Es al comienzo de Bienvenido Mr. Marshall cuando una voz en off nos explica que la barbería es el local social del Villar del Río Fútbol Club, equipo humilde que está a punto de ascender al grupo 1 de la segunda clase de la tercera categoría subregional. Su presidente, que también es el boticario, sostiene en encendidas discusiones que todo lo que no tenga que ver con el fútbol carece de importancia. Y este sería también uno de los principios fundamentales sobre los que se justifica la celebración de la Supercopa de España es un país como Arabia Saudí: nada de lo que allí ocurra a diario importa, tan solo la celebración de un espectáculo deportivo que dé esplendor a nuestro fútbol. Eso, y claro está, el dinero.
“No olvide usted que ellos tienen muchos dólares”, insiste el delegado general al alcalde de Villar del Río cuando viaja hasta la pequeña localidad para solicitar su colaboración en el gran recibimiento que se prepara a los americanos. “Que el pueblo arda en fiestas y que se vean muchos niños con banderitas”, recalca uno de sus ayudantes. Es curioso cómo terminan por parecerse realidad y ficción cuando en medio de la trama sitúa uno a un grupo de españoles con cierto grado de avaricia y a un inversor extranjero con los bolsillos llenos a rebosar.
En este caso se cambian las tornas y es el pagador quien se encarga de recibir al famélico paisano en loor de multitudes –será por niños y banderines en un país que mea petróleo y donde las mujeres no tienen voz ni voto–, mientras nosotros enviamos allí a nuestros mejores embajadores deportivos para colaborar en el blanqueamiento de una satrapía que de esta, y otras muchas formas, va preparando su futura candidatura como organizadora del Mundial de la FIFA. “¡Qué gran pueblo el que no duda en ayudar a sus hermanos de más escasa fortuna!”, suelta muy vehemente el señor delegado en otro momento de la película. Pues tal cual.

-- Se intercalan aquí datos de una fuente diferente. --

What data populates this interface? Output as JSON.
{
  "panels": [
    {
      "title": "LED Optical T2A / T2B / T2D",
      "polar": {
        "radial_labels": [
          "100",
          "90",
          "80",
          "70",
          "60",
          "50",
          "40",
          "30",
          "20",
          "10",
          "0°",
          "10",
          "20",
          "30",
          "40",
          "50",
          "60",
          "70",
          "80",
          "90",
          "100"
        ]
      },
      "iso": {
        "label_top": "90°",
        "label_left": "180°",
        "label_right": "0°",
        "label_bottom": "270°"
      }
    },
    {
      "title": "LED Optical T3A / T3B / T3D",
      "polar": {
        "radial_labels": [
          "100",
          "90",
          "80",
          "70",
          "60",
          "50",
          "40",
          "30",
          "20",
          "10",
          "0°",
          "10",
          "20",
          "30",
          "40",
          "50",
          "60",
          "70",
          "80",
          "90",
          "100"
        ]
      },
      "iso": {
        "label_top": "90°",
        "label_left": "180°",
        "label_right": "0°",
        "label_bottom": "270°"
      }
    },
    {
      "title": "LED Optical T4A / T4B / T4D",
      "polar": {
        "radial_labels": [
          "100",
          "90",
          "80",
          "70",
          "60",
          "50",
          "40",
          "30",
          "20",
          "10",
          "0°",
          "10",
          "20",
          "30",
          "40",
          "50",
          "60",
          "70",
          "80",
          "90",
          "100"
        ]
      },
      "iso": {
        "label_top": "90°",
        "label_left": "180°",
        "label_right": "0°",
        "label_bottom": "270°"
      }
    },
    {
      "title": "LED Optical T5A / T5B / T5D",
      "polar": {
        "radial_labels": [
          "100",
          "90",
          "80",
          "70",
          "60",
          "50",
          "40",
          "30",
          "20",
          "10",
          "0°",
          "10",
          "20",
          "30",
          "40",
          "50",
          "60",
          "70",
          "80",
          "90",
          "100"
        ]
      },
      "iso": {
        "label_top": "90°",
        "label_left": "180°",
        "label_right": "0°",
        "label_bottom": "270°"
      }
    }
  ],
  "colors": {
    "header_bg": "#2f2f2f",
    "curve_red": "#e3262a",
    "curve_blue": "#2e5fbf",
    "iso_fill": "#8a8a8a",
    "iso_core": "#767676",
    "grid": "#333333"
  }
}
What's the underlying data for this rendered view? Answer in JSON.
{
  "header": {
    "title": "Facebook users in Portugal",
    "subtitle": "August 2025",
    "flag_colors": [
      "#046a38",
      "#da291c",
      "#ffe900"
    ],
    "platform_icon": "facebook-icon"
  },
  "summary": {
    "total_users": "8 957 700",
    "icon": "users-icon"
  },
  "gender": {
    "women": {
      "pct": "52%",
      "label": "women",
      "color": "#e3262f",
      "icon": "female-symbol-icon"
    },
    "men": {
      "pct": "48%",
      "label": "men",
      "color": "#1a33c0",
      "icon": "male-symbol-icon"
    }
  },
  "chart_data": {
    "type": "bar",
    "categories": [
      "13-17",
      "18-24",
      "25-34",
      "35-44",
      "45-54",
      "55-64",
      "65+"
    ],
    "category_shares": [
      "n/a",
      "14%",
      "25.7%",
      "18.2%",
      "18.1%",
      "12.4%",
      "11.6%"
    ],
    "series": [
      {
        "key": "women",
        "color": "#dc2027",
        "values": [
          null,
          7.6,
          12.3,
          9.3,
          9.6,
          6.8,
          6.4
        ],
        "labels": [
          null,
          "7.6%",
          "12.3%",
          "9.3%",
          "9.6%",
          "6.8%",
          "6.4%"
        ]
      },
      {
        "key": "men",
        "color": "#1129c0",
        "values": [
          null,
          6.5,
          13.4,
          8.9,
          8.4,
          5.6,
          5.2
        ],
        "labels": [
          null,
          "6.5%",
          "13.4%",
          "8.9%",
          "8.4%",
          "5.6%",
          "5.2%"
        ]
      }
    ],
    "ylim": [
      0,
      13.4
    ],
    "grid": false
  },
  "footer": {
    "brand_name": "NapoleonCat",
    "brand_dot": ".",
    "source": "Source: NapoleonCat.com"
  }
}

Para que no falte de nada en tan triste comedia, la página web del FC Barcelona publicaba estos días una serie de recomendaciones para los aficionados que hayan decidido viajar y que parecen sacadas de aquellos manuales moralistas de los peores años del franquismo o la Santa Inquisición. “El comportamiento indecente, incluyendo cualquier acto de carácter sexual, podría tener consecuencias legales para los extranjeros”, dice textualmente. Y entiéndase que por comportamiento indecente se refiere a que se bese usted en la boca con su pareja para celebrar un gol de Lewandowski –como para no besarse–, no a que un club que se pretende referente en la lucha por las libertades individuales, como dice ser el Barça, se avenga a participar en conciliábulo semejante tan solo porque le paguen.
Bien harían los clubes en recomendar a sus aficionados que no viajen hasta Arabia Saudí para tan feo trámite. Tiempo habrá de animar cada uno a los suyos sin sentirse colaborador necesario en una demostración de poder blando que ni nos va, ni nos viene. Si todo se reduce a que la RFEF les obliga a ir, que no parece, pues que vayan. Pero que vayan solos. O acompañados, en último caso, por esos pocos aficionados con tanta necesidad de demostrar su pasión –además de una saneada cuenta corriente– que se apuntan a cualquier sarao sin preocuparse por nada que no sea fútbol, como el boticario de Villar del Río. Muchas explicaciones se nos deben todavía, pero mucho me temo que nadie nos las vaya a dar.